Put the values of α + β = 2 in equation, we get.

⇒ 2 + 4 = 6.

Products of the zeroes of the quadratic equation.

⇒ αβ.

⇒ (α + 2)(β + 2).

⇒ α(β + 2) + 2(β + 2).

⇒ αβ + 2α + 2β + 4.

⇒ αβ + 2[α + β] + 4.

Put the value of α + β = 2 & αβ = 3 in equation, we get.

⇒ 3 + 2[2] + 4.

⇒ 3 + 4 + 4 = 11.

As we know that,

Formula of a Quadratic polynomial.

⇒ x² - (α + β)x + αβ.

Put the values in the equation, we get.

⇒ x² - (6)x + 11 = 0.

⇒ x² - 6x + 11 = 0.

                                                                                                                         

MORE INFORMATION.

Maximum and minimum value of quadratic expression.
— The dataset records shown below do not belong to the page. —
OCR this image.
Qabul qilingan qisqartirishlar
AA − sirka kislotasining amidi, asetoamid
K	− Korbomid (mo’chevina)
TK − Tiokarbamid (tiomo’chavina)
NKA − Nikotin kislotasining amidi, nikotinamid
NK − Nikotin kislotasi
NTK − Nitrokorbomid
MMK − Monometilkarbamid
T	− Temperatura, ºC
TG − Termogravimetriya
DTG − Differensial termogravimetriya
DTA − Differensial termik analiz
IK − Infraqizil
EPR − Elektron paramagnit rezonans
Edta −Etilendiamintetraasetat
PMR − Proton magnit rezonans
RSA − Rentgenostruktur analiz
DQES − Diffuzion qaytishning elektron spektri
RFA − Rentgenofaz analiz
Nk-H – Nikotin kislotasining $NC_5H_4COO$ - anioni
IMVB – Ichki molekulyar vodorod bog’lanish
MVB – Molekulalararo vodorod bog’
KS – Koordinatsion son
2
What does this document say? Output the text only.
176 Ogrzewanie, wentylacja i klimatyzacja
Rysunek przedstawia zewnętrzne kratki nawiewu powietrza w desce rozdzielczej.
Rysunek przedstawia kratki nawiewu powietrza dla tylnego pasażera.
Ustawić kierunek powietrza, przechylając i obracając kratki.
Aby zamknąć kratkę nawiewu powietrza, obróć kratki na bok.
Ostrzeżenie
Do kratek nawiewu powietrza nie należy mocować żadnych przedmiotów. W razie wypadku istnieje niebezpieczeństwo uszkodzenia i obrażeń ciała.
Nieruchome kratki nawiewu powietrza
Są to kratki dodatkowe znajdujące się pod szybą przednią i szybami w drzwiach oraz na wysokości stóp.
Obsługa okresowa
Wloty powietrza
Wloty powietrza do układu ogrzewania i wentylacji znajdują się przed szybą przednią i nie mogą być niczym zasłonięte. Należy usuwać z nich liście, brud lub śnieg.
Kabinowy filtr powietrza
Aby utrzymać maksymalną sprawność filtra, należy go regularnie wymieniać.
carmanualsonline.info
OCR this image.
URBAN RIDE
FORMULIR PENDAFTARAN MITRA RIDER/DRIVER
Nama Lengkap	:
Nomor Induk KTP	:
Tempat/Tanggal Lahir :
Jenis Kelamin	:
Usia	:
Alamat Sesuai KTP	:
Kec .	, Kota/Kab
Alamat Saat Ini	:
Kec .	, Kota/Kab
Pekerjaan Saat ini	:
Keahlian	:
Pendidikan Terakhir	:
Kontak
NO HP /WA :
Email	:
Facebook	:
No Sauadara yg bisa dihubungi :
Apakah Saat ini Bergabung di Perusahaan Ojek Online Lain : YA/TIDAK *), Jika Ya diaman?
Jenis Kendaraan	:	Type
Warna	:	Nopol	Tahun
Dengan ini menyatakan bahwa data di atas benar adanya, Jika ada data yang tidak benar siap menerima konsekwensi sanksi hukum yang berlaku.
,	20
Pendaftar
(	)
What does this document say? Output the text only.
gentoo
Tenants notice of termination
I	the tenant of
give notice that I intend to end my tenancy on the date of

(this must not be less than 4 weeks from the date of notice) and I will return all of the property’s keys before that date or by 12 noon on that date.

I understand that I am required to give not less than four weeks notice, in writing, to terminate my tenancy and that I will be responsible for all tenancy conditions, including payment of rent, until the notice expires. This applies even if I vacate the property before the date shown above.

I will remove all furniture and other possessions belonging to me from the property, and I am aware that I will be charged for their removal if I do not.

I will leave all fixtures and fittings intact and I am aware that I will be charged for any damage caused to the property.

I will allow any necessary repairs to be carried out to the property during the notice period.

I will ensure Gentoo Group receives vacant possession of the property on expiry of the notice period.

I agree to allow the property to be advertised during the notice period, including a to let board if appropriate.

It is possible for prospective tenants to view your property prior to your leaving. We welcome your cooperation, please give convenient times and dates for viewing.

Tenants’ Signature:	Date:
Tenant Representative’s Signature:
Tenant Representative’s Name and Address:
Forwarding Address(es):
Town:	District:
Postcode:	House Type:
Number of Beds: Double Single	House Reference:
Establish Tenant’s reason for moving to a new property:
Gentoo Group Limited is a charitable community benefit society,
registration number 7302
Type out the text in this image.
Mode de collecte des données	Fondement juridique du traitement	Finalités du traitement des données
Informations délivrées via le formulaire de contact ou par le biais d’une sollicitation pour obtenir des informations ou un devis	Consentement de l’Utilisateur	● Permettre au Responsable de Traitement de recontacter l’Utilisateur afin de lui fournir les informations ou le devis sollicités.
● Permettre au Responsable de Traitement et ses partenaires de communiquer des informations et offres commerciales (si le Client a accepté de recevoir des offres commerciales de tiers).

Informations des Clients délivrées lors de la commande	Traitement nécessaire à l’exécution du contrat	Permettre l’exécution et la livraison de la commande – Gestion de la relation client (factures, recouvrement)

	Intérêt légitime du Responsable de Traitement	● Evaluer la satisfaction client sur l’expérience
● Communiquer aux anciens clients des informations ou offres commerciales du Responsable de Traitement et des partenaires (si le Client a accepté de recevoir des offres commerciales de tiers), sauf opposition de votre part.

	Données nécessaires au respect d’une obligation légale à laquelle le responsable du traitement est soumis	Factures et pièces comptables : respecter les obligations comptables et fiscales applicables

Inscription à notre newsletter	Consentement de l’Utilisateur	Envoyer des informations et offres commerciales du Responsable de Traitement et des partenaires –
In a quadratic expression ax² + bx + c.

(1) = If a > 0, quadratic expression has least value at x = -b/2a. This least value is given by 4ac - b²/4a = -D/4a.

(2) = If a < 0, quadratic expression has greatest value at x = -b/2a. This greatest value is given by 4ac - b²/4a = -D/4a.

Answer 2

Solution :

Given Equation

$\bf \red{x^{2} - 2x + 3}$

Sum of the zeroes

Zeroes = 1 and 2

$\sf Sum = \dfrac{-(-2)}{1}$

$\sf Sum = \dfrac{2}{1}$

Sum = 2

Product of zeroes

$\alpha \beta = \dfrac{3}{1}$

$\alpha \beta = 3$

When added by 2

$\bf \alpha + 2+ \beta + 2$

$\sf \alpha + \beta + 4$

According to the question

$\alpha + \beta = 2$

$2 + \beta = 6$

$\sf \beta = 4$

In product

$\bigg(\alpha + 2\bigg) ,\bigg(\beta + 2\bigg)$

$\sf \alpha \beta + 2\alpha + 2\beta + 4$

Taking 2 as common

$\sf \alpha \beta + 2(\alpha + \beta ) + 4$

$\sf 3 + 2(2) + 4$

$\sf 3 + 4 + 4$

$11$

Equation formed :-

x² - 6x + 11